There are several modern trends in employer-based insurance, such as sharing financial responsibility with the recipients (employees), narrowing providers networks, emphasizing prevention and wellness efforts rather than primary care, increasing participation in state health care plans.
Affordable Care Act, passed in 2010, made the fundamentals for future change in managed health care, obliging companies with over 50 employees to guarantee affordable healthcare insurance plans. Starting from 2014, all people not eligible for public care programs should acquire health insurance (Keckley, Copeland & Scott, 2013).
According to William Fera (2013), the society is going through transition to the next generation of healthcare system, also known as the “Managed Care 2.0.” The successful shift assumes overcoming challenges in leadership, care management, cost control and managing quality of care.

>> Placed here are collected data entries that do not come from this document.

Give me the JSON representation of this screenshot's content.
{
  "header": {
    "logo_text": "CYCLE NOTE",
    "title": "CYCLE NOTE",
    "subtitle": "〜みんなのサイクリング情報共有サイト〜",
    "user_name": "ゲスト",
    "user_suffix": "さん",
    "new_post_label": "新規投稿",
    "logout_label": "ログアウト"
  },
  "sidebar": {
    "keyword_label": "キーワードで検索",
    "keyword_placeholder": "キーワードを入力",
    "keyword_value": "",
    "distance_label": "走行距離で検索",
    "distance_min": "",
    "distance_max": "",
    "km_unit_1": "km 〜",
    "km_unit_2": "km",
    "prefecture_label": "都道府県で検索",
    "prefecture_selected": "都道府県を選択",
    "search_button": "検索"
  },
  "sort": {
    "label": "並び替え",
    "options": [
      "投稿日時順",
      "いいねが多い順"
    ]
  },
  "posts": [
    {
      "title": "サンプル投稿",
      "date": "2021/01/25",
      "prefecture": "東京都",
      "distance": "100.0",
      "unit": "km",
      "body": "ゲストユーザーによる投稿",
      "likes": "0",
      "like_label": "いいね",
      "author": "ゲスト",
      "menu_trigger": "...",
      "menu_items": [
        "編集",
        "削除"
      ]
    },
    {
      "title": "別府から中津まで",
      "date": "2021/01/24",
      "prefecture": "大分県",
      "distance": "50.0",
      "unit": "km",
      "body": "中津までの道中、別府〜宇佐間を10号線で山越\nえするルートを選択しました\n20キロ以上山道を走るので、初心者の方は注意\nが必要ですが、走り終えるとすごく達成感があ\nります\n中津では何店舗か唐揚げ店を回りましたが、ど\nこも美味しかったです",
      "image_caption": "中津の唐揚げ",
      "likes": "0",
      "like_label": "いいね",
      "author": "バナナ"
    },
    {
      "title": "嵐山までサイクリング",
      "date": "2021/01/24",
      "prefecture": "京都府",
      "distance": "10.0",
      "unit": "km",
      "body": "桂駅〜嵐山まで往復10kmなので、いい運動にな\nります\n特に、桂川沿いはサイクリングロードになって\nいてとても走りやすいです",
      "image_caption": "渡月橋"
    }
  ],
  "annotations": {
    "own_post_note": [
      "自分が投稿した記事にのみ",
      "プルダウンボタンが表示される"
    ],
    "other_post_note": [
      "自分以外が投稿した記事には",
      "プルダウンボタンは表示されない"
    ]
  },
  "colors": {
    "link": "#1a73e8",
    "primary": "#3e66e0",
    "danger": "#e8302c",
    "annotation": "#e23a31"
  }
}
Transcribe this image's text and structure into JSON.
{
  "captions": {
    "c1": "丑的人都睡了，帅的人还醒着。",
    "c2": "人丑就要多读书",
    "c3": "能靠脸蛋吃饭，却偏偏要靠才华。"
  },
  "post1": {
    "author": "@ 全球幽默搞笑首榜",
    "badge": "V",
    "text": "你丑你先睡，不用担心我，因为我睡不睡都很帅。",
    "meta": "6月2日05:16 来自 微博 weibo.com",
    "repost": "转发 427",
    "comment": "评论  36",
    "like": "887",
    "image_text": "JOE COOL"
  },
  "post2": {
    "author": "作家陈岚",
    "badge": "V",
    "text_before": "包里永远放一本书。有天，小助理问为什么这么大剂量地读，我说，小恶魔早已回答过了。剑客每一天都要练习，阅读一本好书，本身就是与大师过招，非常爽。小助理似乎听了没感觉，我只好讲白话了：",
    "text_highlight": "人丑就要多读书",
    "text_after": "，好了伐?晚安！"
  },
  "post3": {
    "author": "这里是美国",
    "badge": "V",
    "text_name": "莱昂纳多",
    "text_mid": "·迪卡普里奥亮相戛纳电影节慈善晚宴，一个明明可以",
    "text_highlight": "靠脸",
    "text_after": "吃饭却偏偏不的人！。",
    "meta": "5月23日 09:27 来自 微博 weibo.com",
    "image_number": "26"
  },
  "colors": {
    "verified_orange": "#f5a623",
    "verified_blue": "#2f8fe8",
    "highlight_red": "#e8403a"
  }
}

In a managed care of new generation effective leadership and management structure playing important role, defining the strategic vision, partnership development framework, information sharing strategies, etc. New paradigm of managed care transforms an approach to manage the patients care towards more comprehensive design and architecture, involving various organizations and data networks. Cost management and quality management should be integrated in order to optimize the cost-quality balance and to improve the clinical outcomes. Managed care 2.0. gives a roadmap for service providers “to compete in the value-based system of health care that is quickly becoming a reality” (Fera, 2013).
The managed health care in the United States is a unique model, with deep roots in both market specific requirements and legislation trends, and this model tends to globalize nowadays. There are many drivers of managed care evolution and growth, including demographic challenges, macroeconomic trends, healthcare technologies evolution, information technology boom, customer requirements, regulatory trends and other forces. All these factors change the landscape of the U.S. managed healthcare along with increasing impact of global healthcare trends.